Batik Diary ~ Lord Hanuman
A few kilometers from Ujjain, on the banks of river Kshipra, is the small town of Bhairavgarh. Known for the temple of Kaal Bhairav, the fearful manifestation of Shiva, also for tantriks who perform occult rituals in cremation grounds and the fables of king Vikramaditya and vampire spirit Betaal, this town also holds within itself, something not so dark and mystifying.
Glowing yellows and intense hues of reds brighten the streets of this town, with fluttering lengths of cloth printed with patterns of melted wax.

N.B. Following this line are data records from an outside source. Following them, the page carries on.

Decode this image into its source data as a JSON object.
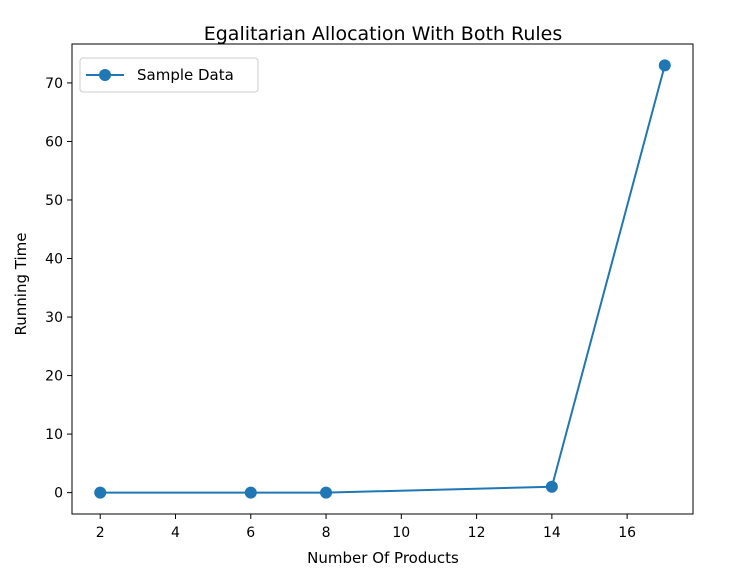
{
  "chart_data": {
    "type": "line",
    "title": "Egalitarian Allocation With Both Rules",
    "xlabel": "Number Of Products",
    "ylabel": "Running Time",
    "xlim": [
      1.25,
      17.75
    ],
    "ylim": [
      -3.65,
      76.65
    ],
    "xticks": [
      2,
      4,
      6,
      8,
      10,
      12,
      14,
      16
    ],
    "yticks": [
      0,
      10,
      20,
      30,
      40,
      50,
      60,
      70
    ],
    "grid": false,
    "legend_position": "top-left",
    "series": [
      {
        "name": "Sample Data",
        "color": "#1f77b4",
        "marker": "circle",
        "x": [
          2,
          6,
          8,
          14,
          17
        ],
        "y": [
          0,
          0,
          0,
          1,
          73
        ]
      }
    ]
  }
}
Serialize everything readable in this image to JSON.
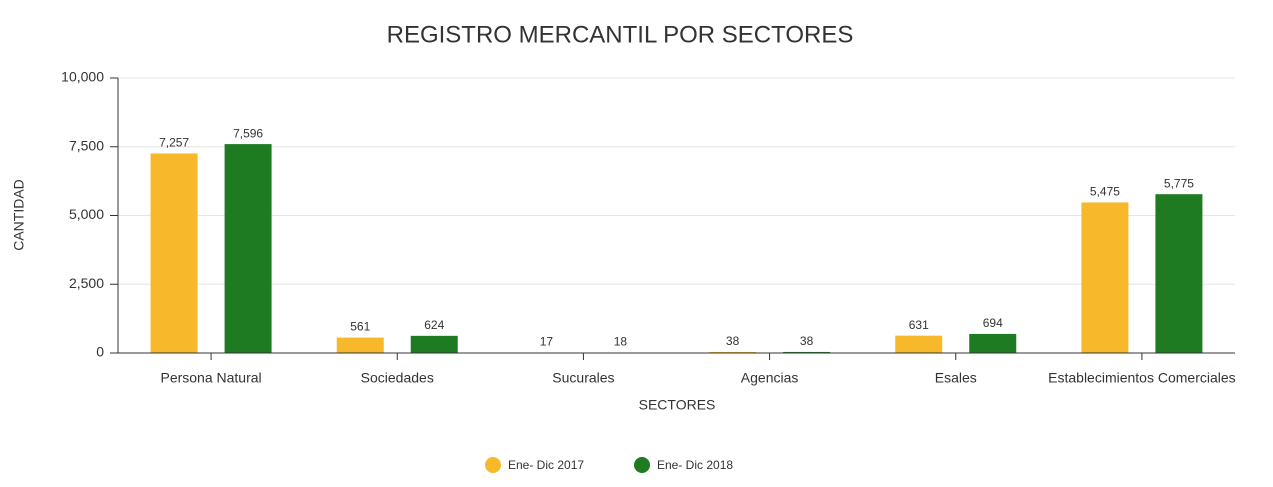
{
  "chart_data": {
    "type": "bar",
    "title": "REGISTRO MERCANTIL POR SECTORES",
    "x_label": "SECTORES",
    "y_label": "CANTIDAD",
    "categories": [
      "Persona Natural",
      "Sociedades",
      "Sucurales",
      "Agencias",
      "Esales",
      "Establecimientos Comerciales"
    ],
    "series": [
      {
        "name": "Ene- Dic 2017",
        "color": "#f7b92b",
        "values": [
          7257,
          561,
          17,
          38,
          631,
          5475
        ],
        "value_labels": [
          "7,257",
          "561",
          "17",
          "38",
          "631",
          "5,475"
        ]
      },
      {
        "name": "Ene- Dic 2018",
        "color": "#1e7b22",
        "values": [
          7596,
          624,
          18,
          38,
          694,
          5775
        ],
        "value_labels": [
          "7,596",
          "624",
          "18",
          "38",
          "694",
          "5,775"
        ]
      }
    ],
    "ylim": [
      0,
      10000
    ],
    "yticks": [
      0,
      {
        "value": 2500,
        "label": "2,500"
      },
      {
        "value": 5000,
        "label": "5,000"
      },
      {
        "value": 7500,
        "label": "7,500"
      },
      {
        "value": 10000,
        "label": "10,000"
      }
    ],
    "grid": true,
    "legend": "bottom"
  }
}
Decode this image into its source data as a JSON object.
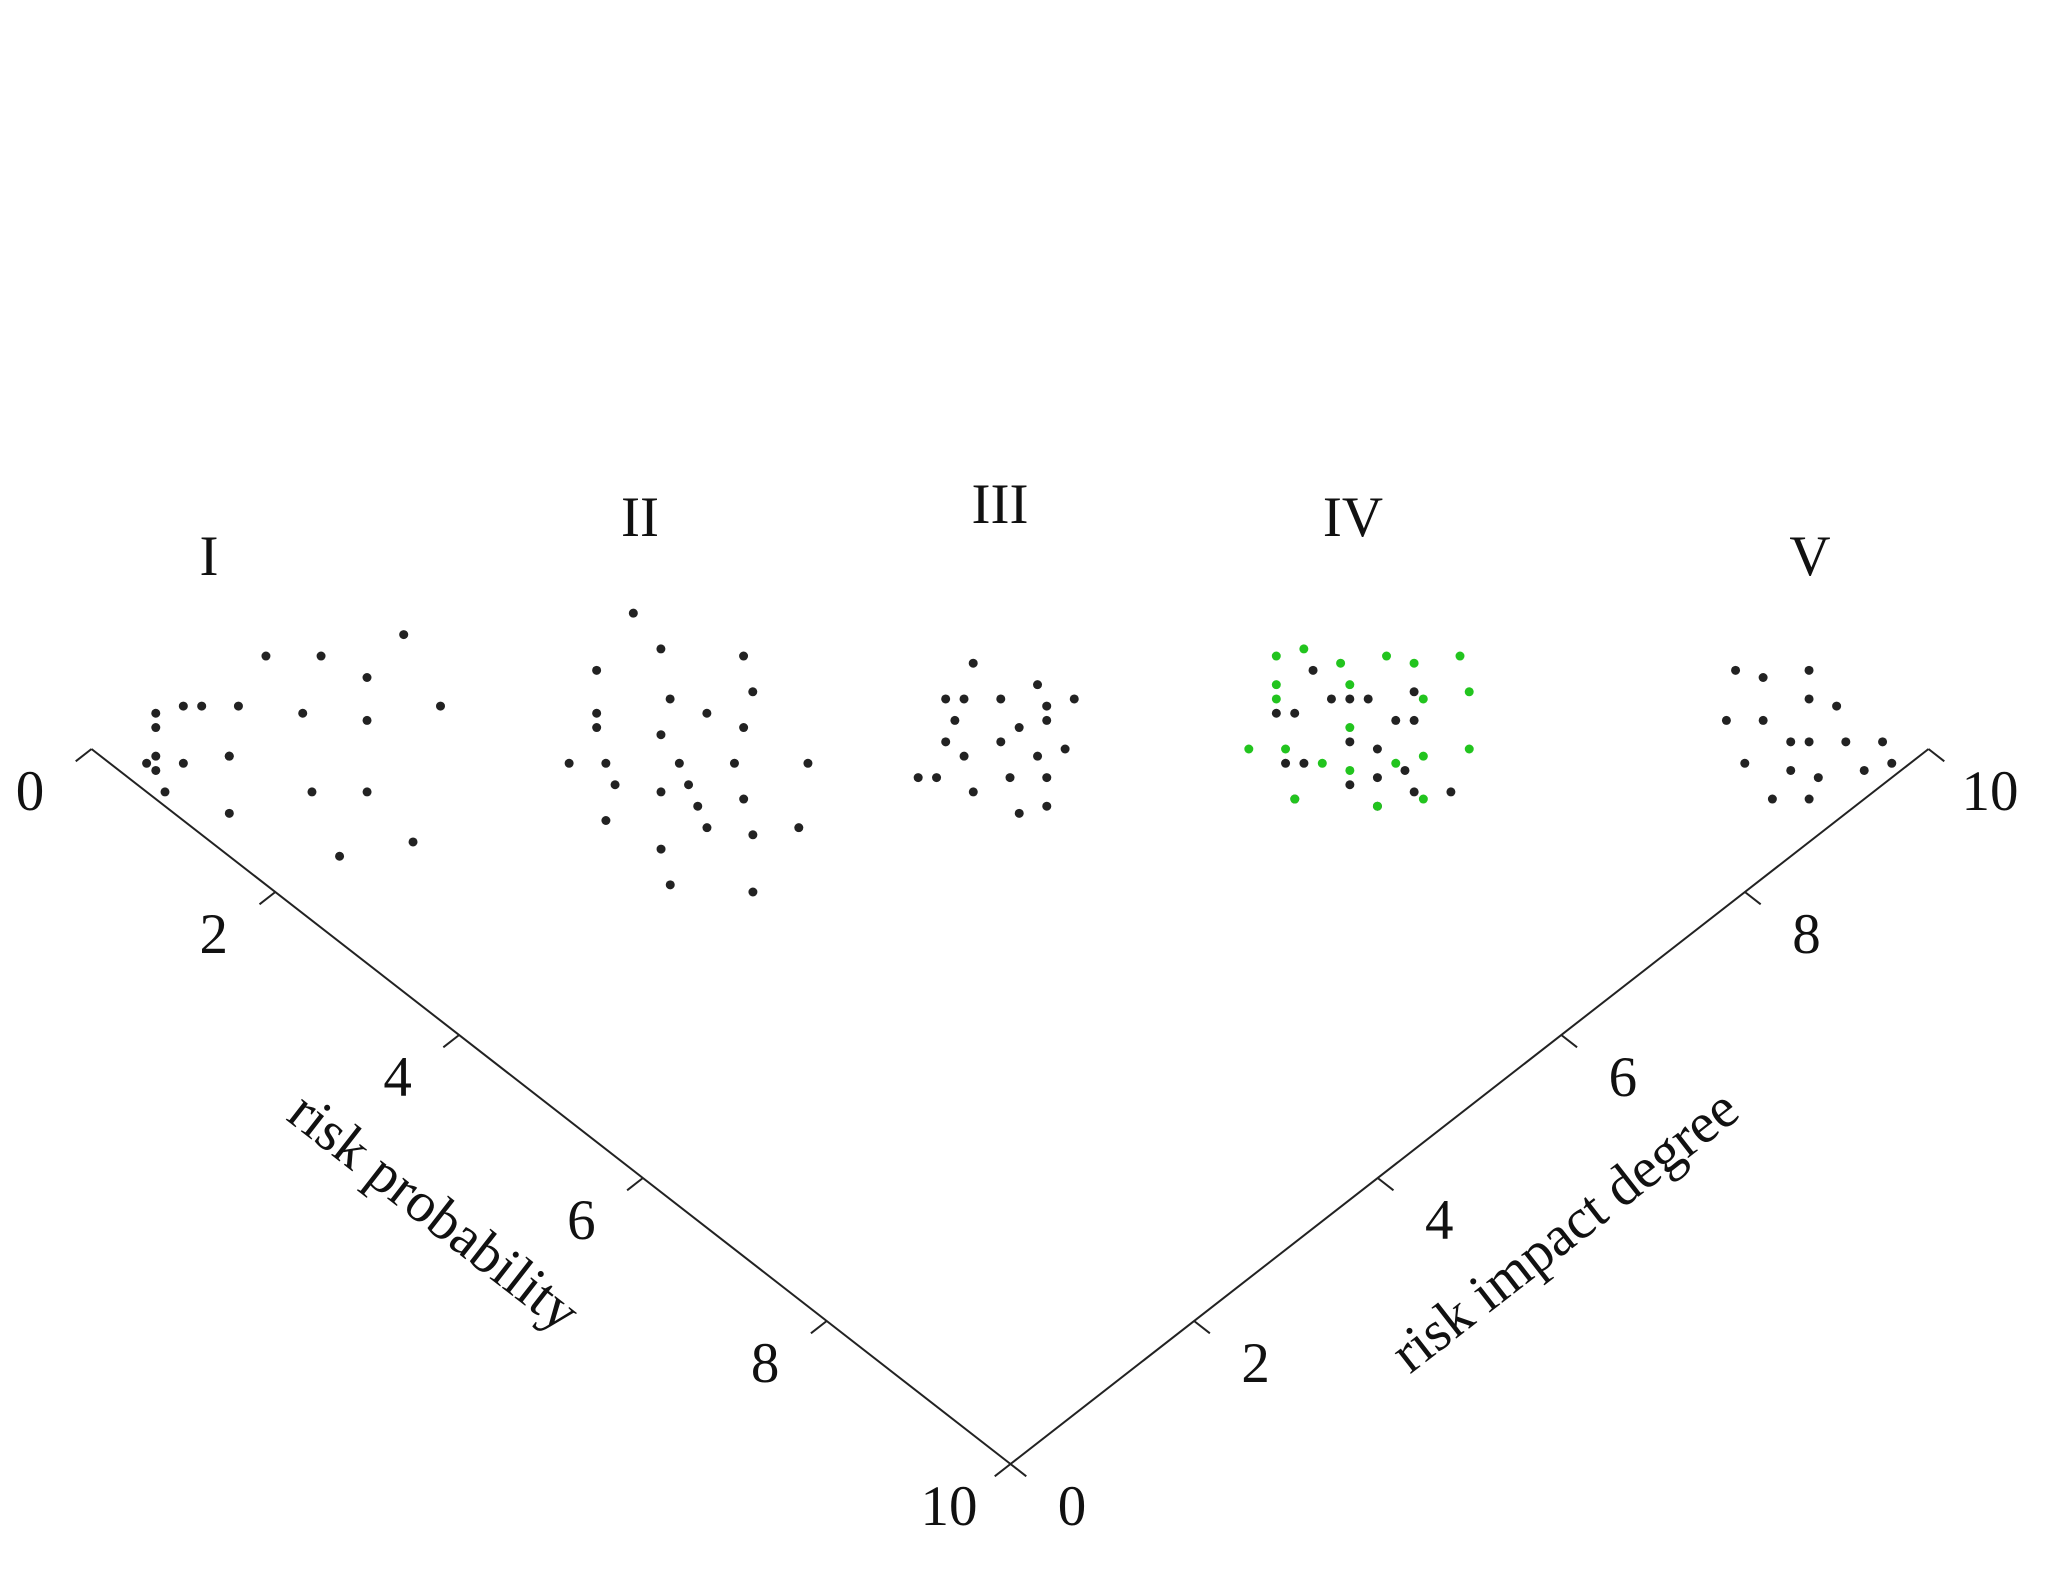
{
  "chart_data": {
    "type": "scatter",
    "xlabel": "risk probability",
    "ylabel": "risk impact degree",
    "xlim": [
      0,
      10
    ],
    "ylim": [
      0,
      10
    ],
    "xticks": [
      0,
      2,
      4,
      6,
      8,
      10
    ],
    "yticks": [
      0,
      2,
      4,
      6,
      8,
      10
    ],
    "grid": true,
    "annotations": [
      "I",
      "II",
      "III",
      "IV",
      "V"
    ],
    "series": [
      {
        "color": "#222222",
        "x": [
          0.2,
          0.4,
          0.3,
          0.6,
          0.8,
          0.5,
          0.1,
          0.9,
          1.2,
          0.7,
          0.3,
          1.0,
          1.5,
          0.4,
          0.6,
          1.8,
          2.1,
          0.9,
          1.3,
          0.2,
          0.5,
          1.6,
          2.4,
          0.8,
          3.3,
          2.8,
          3.9,
          3.1,
          2.5,
          3.6,
          4.2,
          2.9,
          3.4,
          3.0,
          2.4,
          3.8,
          4.4,
          3.2,
          2.7,
          3.5,
          4.0,
          2.2,
          3.7,
          3.3,
          2.9,
          4.6,
          3.1,
          2.6,
          3.9,
          3.4,
          2.0,
          4.1,
          4.9,
          4.6,
          5.2,
          4.8,
          5.0,
          4.4,
          5.4,
          4.7,
          5.1,
          4.5,
          5.3,
          4.9,
          4.2,
          5.6,
          4.8,
          5.0,
          4.6,
          5.2,
          4.3,
          5.5,
          4.9,
          4.7,
          6.8,
          6.5,
          7.1,
          6.9,
          6.3,
          7.3,
          6.7,
          7.0,
          6.4,
          7.2,
          6.6,
          6.1,
          7.5,
          6.9,
          6.8,
          7.4,
          6.2,
          7.0,
          6.6,
          7.7,
          9.5,
          9.2,
          9.7,
          9.0,
          9.4,
          9.8,
          8.8,
          9.6,
          9.3,
          8.6,
          9.1,
          9.9,
          8.9,
          9.5,
          8.4,
          9.7,
          9.2,
          8.7
        ],
        "values": [
          0.5,
          0.2,
          0.9,
          0.4,
          0.7,
          1.1,
          0.6,
          1.4,
          0.3,
          0.1,
          1.6,
          2.0,
          0.9,
          0.3,
          1.9,
          1.2,
          0.6,
          2.5,
          1.7,
          0.8,
          0.2,
          2.2,
          1.1,
          0.7,
          3.1,
          3.5,
          2.8,
          2.6,
          3.0,
          3.4,
          3.0,
          2.7,
          3.7,
          3.2,
          3.8,
          2.4,
          3.3,
          4.0,
          2.5,
          3.0,
          3.8,
          3.3,
          2.9,
          2.3,
          4.2,
          2.6,
          3.6,
          2.9,
          3.2,
          2.8,
          3.9,
          2.2,
          5.0,
          5.3,
          4.8,
          4.7,
          5.4,
          5.1,
          5.0,
          5.6,
          4.5,
          4.9,
          5.3,
          5.2,
          5.4,
          4.8,
          4.4,
          5.7,
          4.7,
          5.1,
          5.0,
          4.6,
          5.5,
          4.3,
          6.9,
          7.2,
          6.6,
          7.3,
          6.8,
          7.0,
          6.5,
          7.4,
          7.1,
          6.8,
          6.4,
          7.2,
          6.9,
          6.2,
          7.6,
          6.6,
          6.7,
          7.0,
          7.3,
          7.1,
          9.6,
          9.3,
          9.8,
          9.7,
          9.1,
          9.5,
          9.9,
          9.2,
          9.4,
          9.6,
          8.9,
          9.7,
          9.3,
          8.8,
          9.5,
          9.0,
          9.8,
          9.1
        ]
      },
      {
        "color": "#22c41e",
        "x": [
          6.7,
          6.2,
          7.0,
          6.9,
          6.0,
          7.3,
          6.5,
          7.1,
          6.4,
          6.8,
          5.8,
          7.5,
          6.3,
          7.2,
          6.6,
          6.1,
          7.6,
          6.9,
          6.4,
          7.4,
          5.9,
          6.8
        ],
        "values": [
          7.0,
          7.4,
          6.7,
          7.6,
          6.9,
          7.2,
          6.5,
          7.9,
          7.3,
          6.6,
          7.1,
          7.5,
          6.3,
          7.0,
          7.8,
          6.8,
          6.9,
          6.2,
          7.7,
          6.6,
          7.3,
          8.1
        ]
      }
    ]
  }
}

Batik, the ancient technique of wax resist dyeing, is believed to have been practiced in Africa, China, Japan and India for more than 2000 years. Bhairavgarh became the hub of Batik printing in Madhya Pradesh, when craftsmen from Gujarat and Rajasthan came here during the reign of the Mughals, around 400 years ago.
Originally batik printed cloth was used by the tribals of surrounding areas for their draped garments, but today, all sorts of dress materials, sarees and home furnishings are made in with this technique and sold across the country.
In the workshops of Bhairavgarh, craftsmen are busy doing what seem to be swift doodles on fabric, but what emerge are beautiful motifs of flowers and leaves, creepers spiraling and twisting in perfect symmetry. Vats of hot wax slowly steaming on gas burners stand alongside large sand covered tables, on which the animation of wax lines would take place. Sand avoids melted wax from touching the table and sticking the fabric along with it. With a stylus made by tying coconut husk on a metal rod, craftsmen draw out perfect wax patterns on fabric, with no guidelines, no rough sketches. Spontaneous images that come to their mind are immediately transferred on to fabric like improvised harmonies.
Some also use wooden blocks for creating slightly more restraint designs, although the melted wax gives even the crisp blocks a slight quirky flavour, with its slightly out of the lines colouring.
Once the wax dries, the fabric is dipped in dye. Colour stains the exposed area and when the wax is melted in hot water, white motifs can be seen on a coloured field. This process of application of wax and then dyeing is repeated for as many colours as required, starting from the lightest, and going to the darkest.
Large areas of the cloth are sometimes covered entirely with wax and once dry, the fabric is crushed, to break the cooled wax. After dyeing, this gives the typical cracked effect characteristic of Batik.
The base fabric is sourced from Rajasthan or Tamil Nadu, but craftsmen sometimes use local Chanderi and Maheshwari fabric as the base for printing, combining two handicrafts of the state for a charming fusion.
Natural dyes are used only rarely, usually for Kalamkari designs, but other than that, the use of vivid chemical dyes is prevalent. Industrial candle wax has replaced natural wax, due to which the proportion of wax that can be reused has decreased. These are resultants of a demand for cheaper materials and faster processes.
In a state where refined, delicate weaves like Chanderi and Maheshwari dominate, along with the fine block prints of Bagh, the batik of Bhairavgarh strives to carve its niche, and how beautifully it does!